Why do banks and protective regulators howl so loudly at these simple suggestions? As Ms. Admati and Mr. Hellwig detail in their chapter “Sweet Subsidies,” it’s because bank debt is highly subsidized, and leverage increases the value of the subsidies to management and shareholders. To borrow without the government guarantees and expected bailouts, a bank with 3% capital would have to offer very high interest rates— rates that would make equity look cheap. Equity is expensive to banks only because it dilutes the subsidies they get from the government. That’s exactly why increasing bank equity would be cheap for taxpayers and the economy, to say nothing of removing the costs of occasional crises.
John Cochrane reviews The Bankers’ New Clothes By Anat Admati and Martin Hellwig Princeton, 398 pages, $29.95
(…) the clear, central argument of “The Bankers’ New Clothes”: More capital and less debt, especially short-term debt, equals fewer crises, and common contrary arguments are nonsense. More capital would be far more effective at preventing crises than the tens of thousands of pages of Dodd-Frank regulations and its army of regulators, burrowed deep in the financial system, on a hopeless quest to keep highly leveraged and subsidized too-big-to-fail banks from taking too much risk. Once the rest of us accept this central idea, the details fill in naturally.
How much capital should banks issue? Enough so that it doesn’t matter! Enough so that we never, ever hear again the cry that “banks need to be recapitalized” (at taxpayer expense)!

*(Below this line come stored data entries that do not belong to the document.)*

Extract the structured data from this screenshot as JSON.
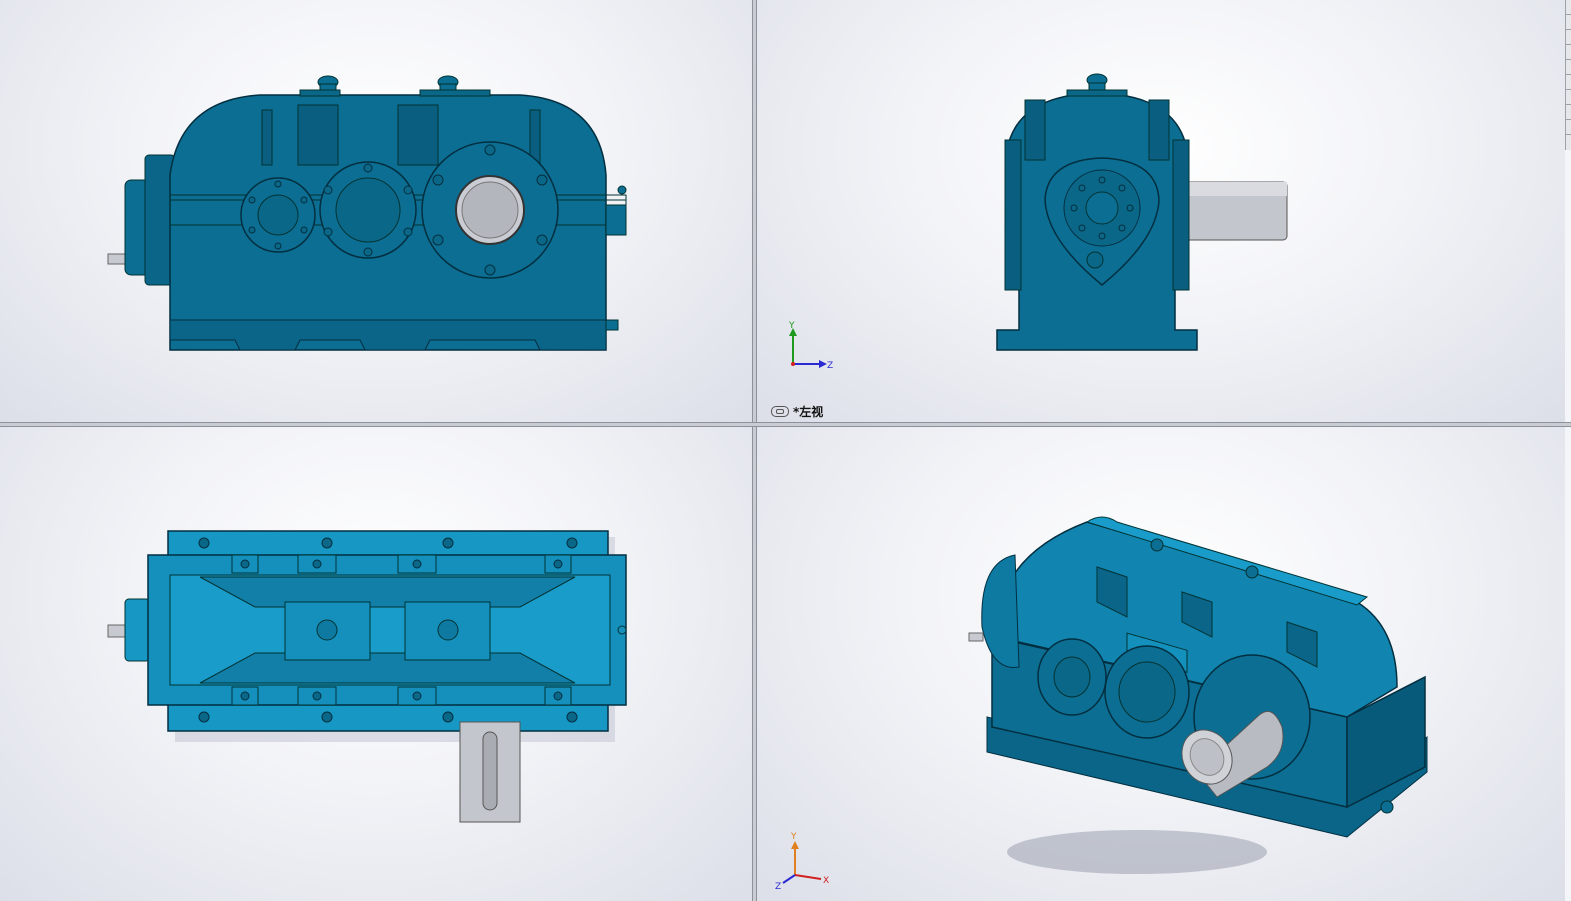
{
  "viewports": {
    "front": {
      "name": ""
    },
    "left": {
      "name": "*左视"
    },
    "top": {
      "name": ""
    },
    "iso": {
      "name": ""
    }
  },
  "triad": {
    "x": "X",
    "y": "Y",
    "z": "Z"
  },
  "colors": {
    "body": "#0c6e92",
    "body_dark": "#064e6a",
    "body_light": "#2a93b8",
    "top_view_body": "#1797c4",
    "shaft": "#b8bcc2",
    "background": "#eef0f5",
    "axis_x": "#d22020",
    "axis_y": "#1e9a1e",
    "axis_z": "#2a2ad0"
  },
  "icons": [
    "link-icon",
    "triad-icon"
  ]
}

Do read John’s long, thoughtful review. Then do what we just did, buy the Kindle edition for yourself, and gift one to your congress-person or MP. I’m not sure politicians can read, but if they read and understand this book, there is a very small chance of change. However politicians won’t touch this issue unless there is a surefire way to get re-elected, including replacing all the campaign funds they get from the financial lobby.